The repair guys showed up the next morning; I turn it on; it starts fine, of course. *eyeroll*. They’re charging by the 15-minutes, so they replace the nozzle and oil filter and leave. Of course, it starts doing it again that evening. I call the repair people – the guy’s out sick, but can come by Monday. I’m sorta hesitant anyway; it cost $150 to do what had already been done, and the guy had said the only other thing really to do was replace this other, larger set of parts, and I expect that would have been expensive. For some reason I started wondering about the thermostat. Did some research, pulled out the voltmeter. Got weird readings; it’s supposed to be 24 VAC, but I’d get anywhere between 0 and 24, and not in a pattern that made sense to me. I tried an oscilloscope on it – yeah, it’s AC, alright, but still weird voltages. The voltage would drop when the heater turned on, from 24 down to, say, 18. The diagrams said the red wire was 24 VAC, but that didn’t make sense with what I was seeing. After some time, and some studying of the manual for my particular old thermostat, something clicked, and the pieces feel into place. The thermostat wasn’t applying voltage, it was permitting current – and all the appliance-specific wires were always hot; the red wire was heater ground. (I think.) See bottom for more details. I then wired an INA226 voltage/current sensor between the thermostat and the heater wire, connected it to an ESP8266 (modifying the control code to average many absolute value current readings, to account for AC), and connected that to a computer to write the serial logs to a file. Sure enough, I’d see the current jump to ~100, uh, units, and the heater would turn off. Current stops, heater goes off. And wouldn’t you know it; I had it set to 45*, and when the temperature got to ~47*, the current would erratically turn on and off in several-second segments until it stabilized. I increased the temperature by 10* and had no such problems the rest of the weekend. My thermostat had a bug in it.

Details

(FYI, I have a White-Rodgers 1F86-244 thermostat, apparently wired in the heat/cool, 5-wire, two-transformer configuration. Figure 5. I can’t guarantee yours works the same, but consider the following explanation if you’re getting weird readings from your thermostat wiring.)

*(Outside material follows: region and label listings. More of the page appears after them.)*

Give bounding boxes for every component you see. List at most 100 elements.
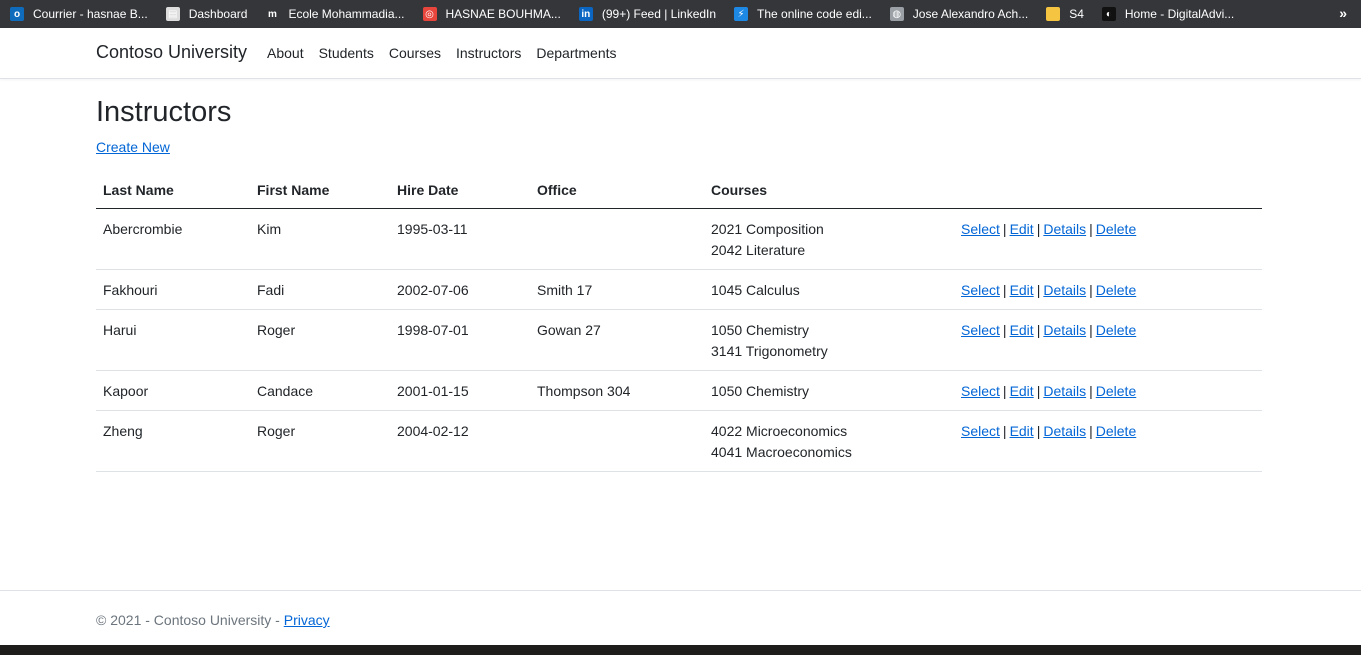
- cell-first-name: Kim: [250, 208, 390, 270]
- select-link[interactable]: Select: [961, 322, 1000, 338]
- cell-actions: Select | Edit | Details | Delete: [954, 410, 1262, 472]
- table-header-row: Last Name First Name Hire Date Office Co…: [96, 172, 1262, 209]
- select-link[interactable]: Select: [961, 383, 1000, 399]
- select-link[interactable]: Select: [961, 282, 1000, 298]
- nav-link-departments[interactable]: Departments: [536, 45, 616, 61]
- bookmark-item[interactable]: m Ecole Mohammadia...: [265, 0, 405, 28]
- bookmark-item[interactable]: ◍ Jose Alexandro Ach...: [889, 0, 1029, 28]
- edit-link[interactable]: Edit: [1010, 221, 1034, 237]
- action-separator: |: [1002, 382, 1007, 399]
- select-link[interactable]: Select: [961, 423, 1000, 439]
- delete-link[interactable]: Delete: [1096, 423, 1136, 439]
- nav-link-instructors[interactable]: Instructors: [456, 45, 521, 61]
- header-last-name: Last Name: [96, 172, 250, 209]
- header-first-name: First Name: [250, 172, 390, 209]
- cell-first-name: Candace: [250, 370, 390, 411]
- course-item: 1045 Calculus: [711, 281, 800, 298]
- edit-link[interactable]: Edit: [1010, 322, 1034, 338]
- action-separator: |: [1089, 422, 1093, 439]
- header-office: Office: [530, 172, 704, 209]
- action-separator: |: [1089, 321, 1093, 338]
- bookmarks-bar: o Courrier - hasnae B... ▤ Dashboard m Ecole …: [0, 0, 1361, 28]
- cell-first-name: Fadi: [250, 269, 390, 310]
- course-item: 2021 Composition: [711, 220, 824, 237]
- bookmark-label: HASNAE BOUHMA...: [445, 7, 561, 21]
- action-separator: |: [1002, 220, 1007, 237]
- instructors-table: Last Name First Name Hire Date Office Co…: [96, 172, 1262, 472]
- cell-last-name: Kapoor: [96, 370, 250, 411]
- create-new-link[interactable]: Create New: [96, 139, 170, 155]
- table-row: Fakhouri Fadi 2002-07-06 Smith 17 1045 Calcu…: [96, 269, 1262, 310]
- course-item: 1050 Chemistry: [711, 321, 810, 338]
- course-item: 1050 Chemistry: [711, 382, 810, 399]
- cell-office: Gowan 27: [530, 309, 704, 371]
- lightning-icon: ⚡: [734, 7, 749, 21]
- delete-link[interactable]: Delete: [1096, 322, 1136, 338]
- action-separator: |: [1036, 382, 1041, 399]
- edit-link[interactable]: Edit: [1010, 282, 1034, 298]
- privacy-link[interactable]: Privacy: [284, 612, 330, 628]
- action-separator: |: [1089, 220, 1093, 237]
- cell-office: [530, 410, 704, 472]
- cell-last-name: Zheng: [96, 410, 250, 472]
- table-row: Abercrombie Kim 1995-03-11 2021 Composition…: [96, 208, 1262, 270]
- nav-link-students[interactable]: Students: [319, 45, 374, 61]
- cell-courses: 1045 Calculus: [704, 269, 954, 310]
- bookmark-label: Dashboard: [188, 7, 248, 21]
- bookmark-label: Courrier - hasnae B...: [33, 7, 148, 21]
- bookmark-item[interactable]: ◐ Home - DigitalAdvi...: [1101, 0, 1235, 28]
- table-row: Zheng Roger 2004-02-12 4022 Microeconomics 4…: [96, 410, 1262, 472]
- table-row: Kapoor Candace 2001-01-15 Thompson 304 1050 …: [96, 370, 1262, 411]
- bookmark-label: The online code edi...: [757, 7, 872, 21]
- details-link[interactable]: Details: [1043, 423, 1086, 439]
- bookmark-label: Jose Alexandro Ach...: [912, 7, 1029, 21]
- select-link[interactable]: Select: [961, 221, 1000, 237]
- header-courses: Courses: [704, 172, 954, 209]
- action-separator: |: [1089, 382, 1093, 399]
- bookmark-item[interactable]: ⚡ The online code edi...: [734, 0, 872, 28]
- nav-link-about[interactable]: About: [267, 45, 304, 61]
- cell-hire-date: 2002-07-06: [390, 269, 530, 310]
- course-item: 4041 Macroeconomics: [711, 443, 852, 460]
- cell-hire-date: 2001-01-15: [390, 370, 530, 411]
- navbar: Contoso University About Students Course…: [0, 28, 1361, 79]
- details-link[interactable]: Details: [1043, 383, 1086, 399]
- cell-actions: Select | Edit | Details | Delete: [954, 309, 1262, 371]
- bookmark-label: Home - DigitalAdvi...: [1124, 7, 1235, 21]
- outlook-icon: o: [10, 7, 24, 21]
- cell-office: Thompson 304: [530, 370, 704, 411]
- bookmark-item[interactable]: ◎ HASNAE BOUHMA...: [422, 0, 561, 28]
- cell-first-name: Roger: [250, 410, 390, 472]
- moodle-icon: m: [265, 7, 280, 21]
- bookmark-item[interactable]: in (99+) Feed | LinkedIn: [578, 0, 716, 28]
- digitaladvisor-icon: ◐: [1101, 7, 1116, 21]
- bookmark-item[interactable]: ▤ Dashboard: [165, 0, 248, 28]
- action-separator: |: [1089, 281, 1093, 298]
- delete-link[interactable]: Delete: [1096, 282, 1136, 298]
- action-separator: |: [1036, 321, 1041, 338]
- footer: © 2021 - Contoso University - Privacy: [0, 590, 1361, 645]
- dashboard-icon: ▤: [165, 7, 180, 21]
- cell-actions: Select | Edit | Details | Delete: [954, 370, 1262, 411]
- action-separator: |: [1002, 422, 1007, 439]
- details-link[interactable]: Details: [1043, 221, 1086, 237]
- details-link[interactable]: Details: [1043, 282, 1086, 298]
- bookmarks-overflow-icon[interactable]: »: [1339, 0, 1347, 28]
- brand-link[interactable]: Contoso University: [96, 42, 247, 63]
- edit-link[interactable]: Edit: [1010, 383, 1034, 399]
- cell-actions: Select | Edit | Details | Delete: [954, 269, 1262, 310]
- bookmark-item[interactable]: o Courrier - hasnae B...: [10, 0, 148, 28]
- cell-courses: 1050 Chemistry: [704, 370, 954, 411]
- action-separator: |: [1002, 321, 1007, 338]
- footer-copyright: © 2021 - Contoso University -: [96, 612, 284, 628]
- delete-link[interactable]: Delete: [1096, 383, 1136, 399]
- edit-link[interactable]: Edit: [1010, 423, 1034, 439]
- delete-link[interactable]: Delete: [1096, 221, 1136, 237]
- bookmark-item[interactable]: S4: [1046, 0, 1084, 28]
- cell-hire-date: 1995-03-11: [390, 208, 530, 270]
- footer-text: © 2021 - Contoso University - Privacy: [96, 612, 330, 628]
- details-link[interactable]: Details: [1043, 322, 1086, 338]
- nav-link-courses[interactable]: Courses: [389, 45, 441, 61]
- course-item: 2042 Literature: [711, 241, 806, 258]
- action-separator: |: [1036, 281, 1041, 298]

Rather than voltages on wires jumping up when they’re turned on, as I’d envisioned, the voltages on the wires are constant-ish. It’s the flow of current that sends the signal. There are one or two “ground” wires, and a couple sensor-specific wires at 24 VAC. (If two grounds, its probably one for the heating system and one for cooling system.) Note – I could have the hot/ground thing backwards; sorta hard to tell with VAC, and without a known ground to compare. Nevertheless, pretend the sensor wires are a constant-ish 24VAC and the other two are ground, a constant-ish 0V. The thermostat is a switch. To turn on the heater, it connects the white heater wire to the red ground wire. Current then flows between the two wires, and the heater turns on. However, the thermostat introduces some resistance, which means the voltage difference between the two wires doesn’t drop all the way to 0 – but it does drop to somewhere between 0 and 24, explaining the readings I was getting. That resistance might also be important to prevent large current from flowing, which explains why the manual warned against testing the system by touching wires together, as I’d been tempted to do.